そんな思いが口にまで出ながら暇を持て余していたら、貴族の娘達の話し声が聞こえてきた。


「ねぇねぇ、聞いた?」


「何々、なんの話し?」


話しかけた娘はキョロキョロと見回し、誰も聞いてきないかを確認すると、普通の声よりは若干小さいかなくらいの音量で話し始めた。
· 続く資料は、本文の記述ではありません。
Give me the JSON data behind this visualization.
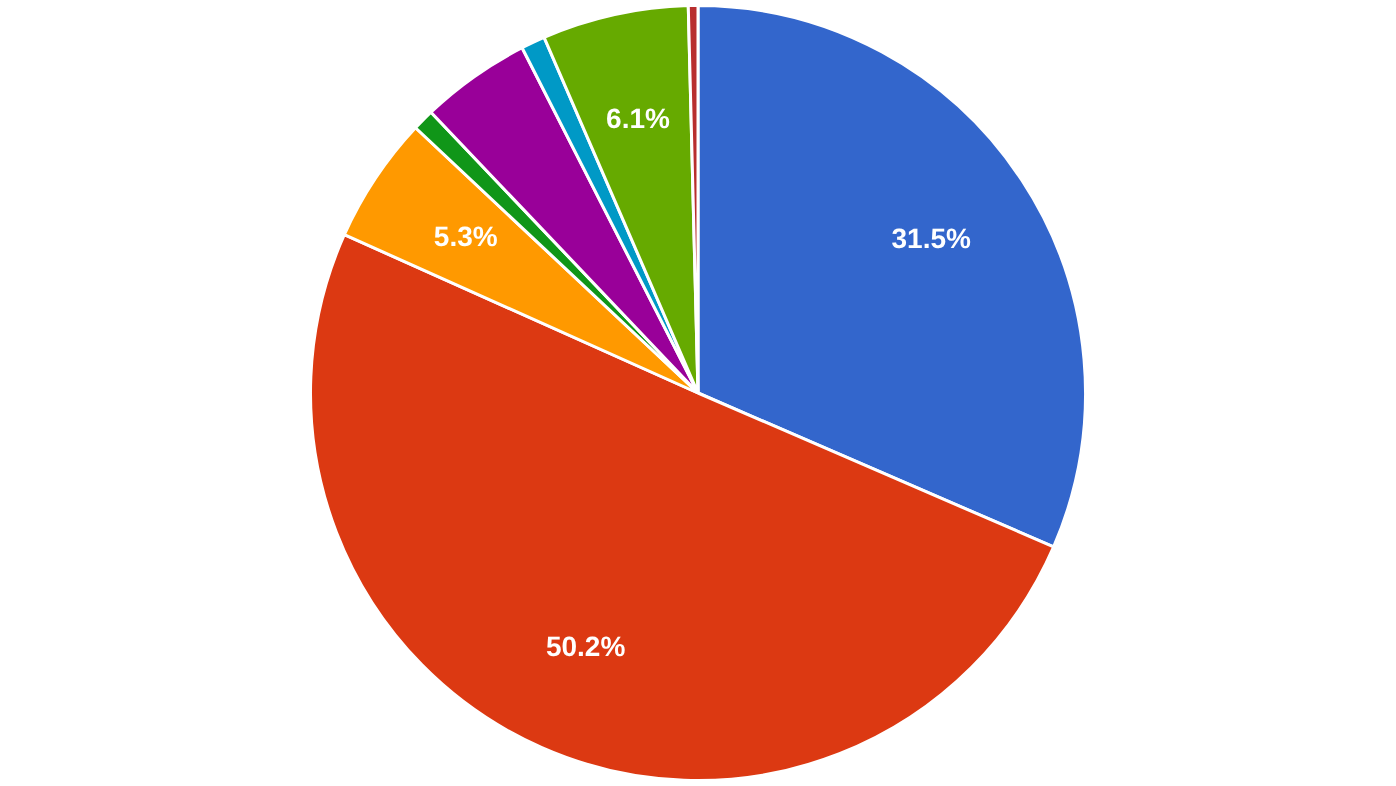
{
  "chart_data": {
    "type": "pie",
    "categories": [
      null,
      null,
      null,
      null,
      null,
      null,
      null,
      null
    ],
    "values": [
      31.5,
      50.2,
      5.3,
      0.9,
      4.6,
      1.0,
      6.1,
      0.4
    ],
    "colors": [
      "#3366cc",
      "#dc3912",
      "#ff9900",
      "#109618",
      "#990099",
      "#0099c6",
      "#66aa00",
      "#b82e2e"
    ],
    "value_labels": [
      "31.5%",
      "50.2%",
      "5.3%",
      null,
      null,
      null,
      "6.1%",
      null
    ],
    "legend": false
  }
}
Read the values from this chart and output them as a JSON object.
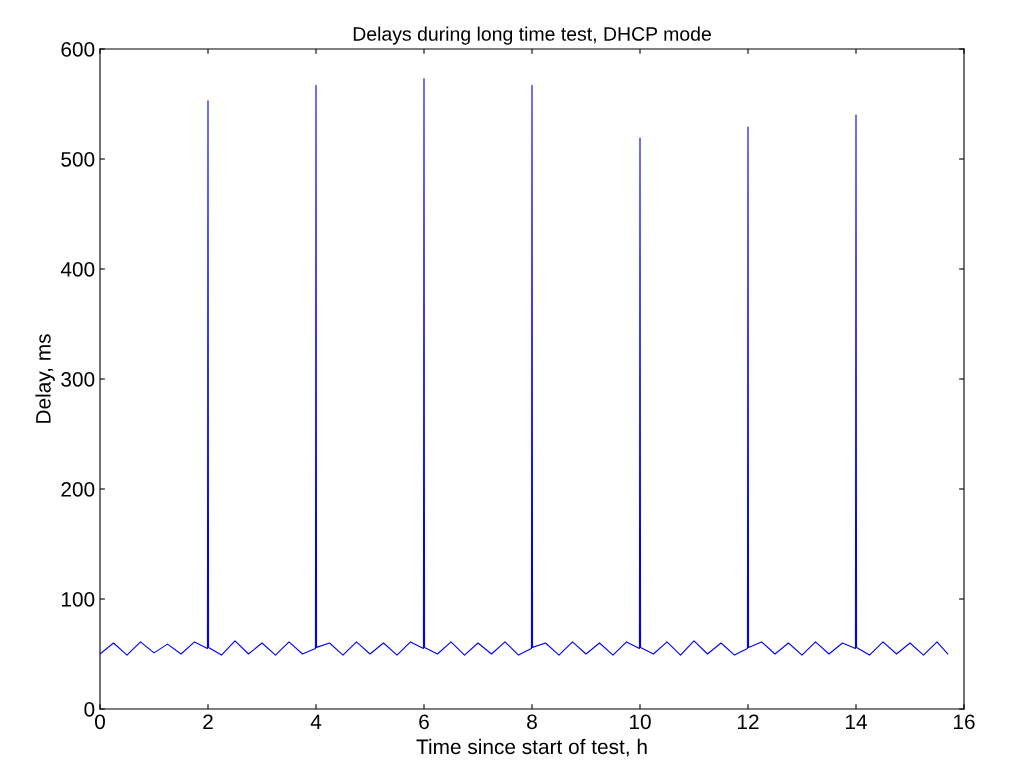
{
  "chart_data": {
    "type": "line",
    "title": "Delays during long time test, DHCP mode",
    "xlabel": "Time since start of test, h",
    "ylabel": "Delay, ms",
    "xlim": [
      0,
      16
    ],
    "xticks": [
      0,
      2,
      4,
      6,
      8,
      10,
      12,
      14,
      16
    ],
    "ylim": [
      0,
      600
    ],
    "yticks": [
      0,
      100,
      200,
      300,
      400,
      500,
      600
    ],
    "grid": false,
    "legend": false,
    "marker": "none",
    "line_style": "solid",
    "series": [
      {
        "color": "#0000ff",
        "x": [
          0,
          0.25,
          0.5,
          0.75,
          1,
          1.25,
          1.5,
          1.75,
          1.99,
          2,
          2.01,
          2.25,
          2.5,
          2.75,
          3,
          3.25,
          3.5,
          3.75,
          3.99,
          4,
          4.01,
          4.25,
          4.5,
          4.75,
          5,
          5.25,
          5.5,
          5.75,
          5.99,
          6,
          6.01,
          6.25,
          6.5,
          6.75,
          7,
          7.25,
          7.5,
          7.75,
          7.99,
          8,
          8.01,
          8.25,
          8.5,
          8.75,
          9,
          9.25,
          9.5,
          9.75,
          9.99,
          10,
          10.01,
          10.25,
          10.5,
          10.75,
          11,
          11.25,
          11.5,
          11.75,
          11.99,
          12,
          12.01,
          12.25,
          12.5,
          12.75,
          13,
          13.25,
          13.5,
          13.75,
          13.99,
          14,
          14.01,
          14.25,
          14.5,
          14.75,
          15,
          15.25,
          15.5,
          15.7
        ],
        "values": [
          50,
          60,
          49,
          61,
          51,
          59,
          50,
          61,
          55,
          553,
          56,
          49,
          62,
          50,
          60,
          49,
          61,
          50,
          55,
          567,
          56,
          60,
          49,
          61,
          50,
          60,
          49,
          61,
          55,
          573,
          56,
          50,
          61,
          49,
          60,
          50,
          61,
          49,
          55,
          567,
          56,
          60,
          49,
          61,
          50,
          60,
          49,
          61,
          55,
          519,
          56,
          50,
          61,
          49,
          62,
          50,
          60,
          49,
          55,
          529,
          56,
          61,
          50,
          60,
          49,
          61,
          50,
          60,
          55,
          540,
          56,
          49,
          61,
          50,
          60,
          49,
          61,
          50
        ]
      }
    ]
  }
}
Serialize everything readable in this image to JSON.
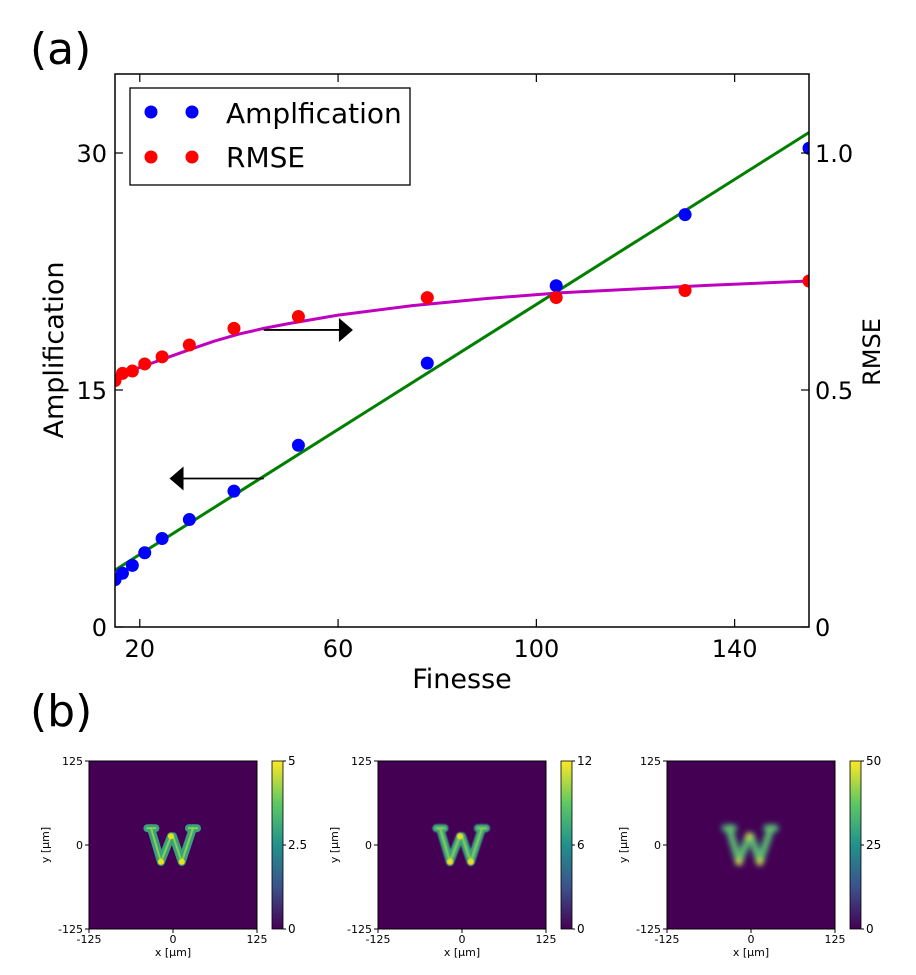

いや、その音量だと普通に聞こえるんですけど、確認した意味0じゃない?


「ここだけの話しなんだけど、数年前からアデラと取引拒否し始めた国があるじゃない?」


「ああ、イリギアでしたっけ?どうしましたの?」


「そう、そのイリギアの王様が実は呪われていたみたいで、今昏睡状態にあるらしいわ」


「ええっ!でも、そんな話し公にならないなんておかしくない?」


「私も始めはそう思ってたんだけど、なんか息子の王子がとある魔術師の助言で隠蔽しているみたいなんだって。ちなみに、その時からアデラとも手を切ったみたい」


「本当⁉︎で、その魔術師は一体何者なの?」


「そこまでは分からないわ。ミハエルもここから先は知らないって言ってた」


「ああ、そうか。あなた、今イイリギアから来たミヤルタ様とお付き合いしてるんですものね」


「いやん、ただの遊びよ。私はもっと上の男を捕まえるんですもの!」


「ハハハ、あなたは酷い人ね」


「ウフフ、貴族の女たる者当然よ」


いくら世間話しでも、誰が聞いているか分からないのにこういう会場でそんな音量で話すのはどうかと思うよ?


「はぁ〜」


その2人の会話を聞くのを飽きた僕は、また溜息を漏らした。


その時、


「あの、どなたか様のお連れですか?」


声をかけられ、振り向くと凄いイケメンがいた。


「あ、え、あの」


えっ、何でだろう?

なんか、凄くドキドキするぞ?


「良かったら、僕の話し相手になってもらえませんか?」


ニコッと笑い、手を差し出してきたイケメン。


「はっ、はい。私でよければ」


王子もラウン様と一緒に遊んでるんだから良いよね?


「良いわけないだろ」


「はわっ!」


びっくりした!

いきなり、王子が僕の後ろから現れるなんて。

あれ、というかさっきまでラウン様と一緒にいましたよね?


一体いつの間に来たの?


「おい、ジェイス。うちの専属治癒師を誑かさないでくれ」


王子の顔を見て、ジェイスさんは少し驚いたような顔をしたが、すぐ笑顔に戻す。


「なんと、王子のお付きでしたか。しかも治癒師とは。いやいや、これは失礼。ではまた今度、貴女がお暇な時にお相手して下さい」


ジェイスは手を何度か振り、人混み中に消えて行った。


「おい、あいつと何を話していた?今度、どこかにいく約束したのか?」


「いえ、あの人とは挨拶くらいしかしてませんよ」


お話しする前に王子が来たからね。


「ならよい、あの男には近くなよ。いいな?」


「何でです?」


「い・い・な!」


「は、はい」


なんで?

普通に良い人に見えたけどな。


「よし、じゃあ一緒になにか食べにこう」


王子が僕の腕を掴むと、引っ張りながらあの人だかりの中へ連れて行く。


「分かりましたから、痛いので腕を引っ張らないでください」


晩餐会つまらなかったけど、食事はとても美味しかった。